The final requirement is courage. Many Israelis know what is happening. They know that Finance Minister Bezalel Smotrich and his allies are not merely another political faction. They know that the violent settler movement is changing the character of the state. But they are afraid – of internal conflict, of being called traitors, of admitting how deep the danger has become.
There is no unity with those who are destroying democracy from within. There is no peace with political violence. There is no democracy without confronting those who seek to end it.
We can win this war. The extremists are a minority. They are powerful because they are organized and because the majority has been passive.
To win, democratic Israelis must become a movement, not a mood. We must defend the law and we must defend Palestinians under Israeli control. Jewish-Arab equality must be part of our national identity. The army must not be politicized. We must stand up for the courts, moral Judaism, and the Declaration of Independence as the foundation of our common civic life.
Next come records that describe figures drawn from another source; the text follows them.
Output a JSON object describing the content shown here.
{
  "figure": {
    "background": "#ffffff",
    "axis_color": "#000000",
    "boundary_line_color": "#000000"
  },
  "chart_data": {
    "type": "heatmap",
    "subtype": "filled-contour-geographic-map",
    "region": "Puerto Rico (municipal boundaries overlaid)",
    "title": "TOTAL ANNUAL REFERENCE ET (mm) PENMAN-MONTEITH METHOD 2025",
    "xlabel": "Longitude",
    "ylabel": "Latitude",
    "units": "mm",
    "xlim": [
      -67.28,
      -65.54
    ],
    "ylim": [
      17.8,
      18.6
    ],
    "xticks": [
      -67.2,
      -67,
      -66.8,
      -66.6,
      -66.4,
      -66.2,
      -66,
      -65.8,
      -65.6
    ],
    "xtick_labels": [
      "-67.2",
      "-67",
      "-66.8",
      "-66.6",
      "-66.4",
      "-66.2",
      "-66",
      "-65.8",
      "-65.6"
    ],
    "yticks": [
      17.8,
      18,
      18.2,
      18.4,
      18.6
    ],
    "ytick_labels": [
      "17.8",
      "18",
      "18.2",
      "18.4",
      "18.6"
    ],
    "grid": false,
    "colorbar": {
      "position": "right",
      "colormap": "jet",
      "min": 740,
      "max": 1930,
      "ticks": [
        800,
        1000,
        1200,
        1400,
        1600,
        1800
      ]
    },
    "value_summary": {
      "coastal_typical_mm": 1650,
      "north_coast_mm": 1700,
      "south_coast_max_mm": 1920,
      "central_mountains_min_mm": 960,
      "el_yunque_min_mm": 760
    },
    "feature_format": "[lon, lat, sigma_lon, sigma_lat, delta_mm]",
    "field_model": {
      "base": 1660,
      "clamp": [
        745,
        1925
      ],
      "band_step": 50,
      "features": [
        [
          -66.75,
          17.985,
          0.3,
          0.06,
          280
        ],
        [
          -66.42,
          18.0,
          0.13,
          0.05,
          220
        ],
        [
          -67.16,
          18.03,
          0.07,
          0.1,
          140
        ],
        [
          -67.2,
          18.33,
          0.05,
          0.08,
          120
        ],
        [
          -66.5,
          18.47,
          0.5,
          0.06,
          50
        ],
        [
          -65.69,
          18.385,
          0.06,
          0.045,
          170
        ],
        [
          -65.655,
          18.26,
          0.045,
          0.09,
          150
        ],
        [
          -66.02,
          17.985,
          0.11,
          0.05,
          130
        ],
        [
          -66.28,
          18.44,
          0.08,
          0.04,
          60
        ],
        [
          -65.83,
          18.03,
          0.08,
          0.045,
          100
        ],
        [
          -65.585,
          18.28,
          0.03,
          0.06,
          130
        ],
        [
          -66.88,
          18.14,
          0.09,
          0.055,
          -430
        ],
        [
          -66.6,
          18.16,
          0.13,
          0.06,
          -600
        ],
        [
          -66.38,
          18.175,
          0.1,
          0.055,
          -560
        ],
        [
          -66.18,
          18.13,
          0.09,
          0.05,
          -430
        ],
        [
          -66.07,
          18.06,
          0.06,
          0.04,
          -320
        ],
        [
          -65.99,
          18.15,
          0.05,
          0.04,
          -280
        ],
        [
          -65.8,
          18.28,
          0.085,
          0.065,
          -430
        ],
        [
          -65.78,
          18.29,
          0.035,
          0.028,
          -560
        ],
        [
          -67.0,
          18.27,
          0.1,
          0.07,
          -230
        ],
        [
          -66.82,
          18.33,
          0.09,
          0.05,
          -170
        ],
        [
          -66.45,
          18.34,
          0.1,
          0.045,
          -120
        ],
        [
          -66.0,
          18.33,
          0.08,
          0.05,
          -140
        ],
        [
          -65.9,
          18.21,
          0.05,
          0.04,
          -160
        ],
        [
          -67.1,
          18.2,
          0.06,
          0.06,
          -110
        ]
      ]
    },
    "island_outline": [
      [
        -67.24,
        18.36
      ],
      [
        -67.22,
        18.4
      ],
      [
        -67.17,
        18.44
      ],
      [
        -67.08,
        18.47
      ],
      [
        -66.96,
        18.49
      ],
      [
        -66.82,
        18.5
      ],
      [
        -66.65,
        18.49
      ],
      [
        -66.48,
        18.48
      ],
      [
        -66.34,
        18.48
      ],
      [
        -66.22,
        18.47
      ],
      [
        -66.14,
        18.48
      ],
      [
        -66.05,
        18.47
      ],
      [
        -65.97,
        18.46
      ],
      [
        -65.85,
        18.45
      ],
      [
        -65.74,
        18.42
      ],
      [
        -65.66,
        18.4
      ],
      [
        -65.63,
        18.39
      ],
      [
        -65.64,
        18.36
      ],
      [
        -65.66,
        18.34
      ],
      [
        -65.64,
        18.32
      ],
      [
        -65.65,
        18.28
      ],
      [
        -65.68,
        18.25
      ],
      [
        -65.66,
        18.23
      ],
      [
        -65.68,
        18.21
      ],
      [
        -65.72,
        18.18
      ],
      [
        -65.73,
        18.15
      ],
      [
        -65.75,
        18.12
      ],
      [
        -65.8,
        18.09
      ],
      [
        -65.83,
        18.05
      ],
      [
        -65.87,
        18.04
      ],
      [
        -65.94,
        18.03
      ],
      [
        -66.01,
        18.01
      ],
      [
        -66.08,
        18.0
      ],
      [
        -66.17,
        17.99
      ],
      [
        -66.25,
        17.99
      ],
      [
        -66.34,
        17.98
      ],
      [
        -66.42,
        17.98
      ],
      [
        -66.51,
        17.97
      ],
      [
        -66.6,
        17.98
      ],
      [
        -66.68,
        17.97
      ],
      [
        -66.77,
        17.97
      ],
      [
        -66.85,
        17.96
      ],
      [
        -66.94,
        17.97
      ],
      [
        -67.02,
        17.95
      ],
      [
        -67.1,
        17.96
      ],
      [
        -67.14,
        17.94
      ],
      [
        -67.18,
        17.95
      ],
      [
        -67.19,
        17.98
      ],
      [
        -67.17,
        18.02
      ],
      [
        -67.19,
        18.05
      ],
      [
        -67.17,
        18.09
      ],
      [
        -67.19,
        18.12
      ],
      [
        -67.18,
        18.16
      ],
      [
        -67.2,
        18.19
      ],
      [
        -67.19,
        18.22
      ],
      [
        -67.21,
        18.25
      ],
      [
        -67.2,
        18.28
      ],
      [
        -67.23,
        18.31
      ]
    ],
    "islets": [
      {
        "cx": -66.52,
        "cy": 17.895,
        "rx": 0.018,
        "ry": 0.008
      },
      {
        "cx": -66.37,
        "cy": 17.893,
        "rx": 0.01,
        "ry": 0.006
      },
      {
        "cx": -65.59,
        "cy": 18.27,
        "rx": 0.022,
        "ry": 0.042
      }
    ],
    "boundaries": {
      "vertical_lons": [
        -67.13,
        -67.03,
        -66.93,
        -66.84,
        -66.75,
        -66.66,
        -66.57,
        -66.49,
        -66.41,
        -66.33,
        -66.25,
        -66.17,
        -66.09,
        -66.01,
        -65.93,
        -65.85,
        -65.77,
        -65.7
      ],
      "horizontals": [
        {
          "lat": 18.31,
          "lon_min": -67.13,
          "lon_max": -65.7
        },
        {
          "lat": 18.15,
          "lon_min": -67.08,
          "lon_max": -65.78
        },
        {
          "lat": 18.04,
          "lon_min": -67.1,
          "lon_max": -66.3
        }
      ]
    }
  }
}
This is a struggle for the Israel we still believe can exist: democratic, equal, moral, secure, rooted in Jewish and Hebrew culture, belonging to all its citizens, honoring and respecting universal human rights, ending the occupation, and at peace with its neighbors.
The war is already here. The question is whether we finally decide to fight it – and win.
The writer is the Middle East director of the International Communities Organization and the co-head of the Alliance for Two States.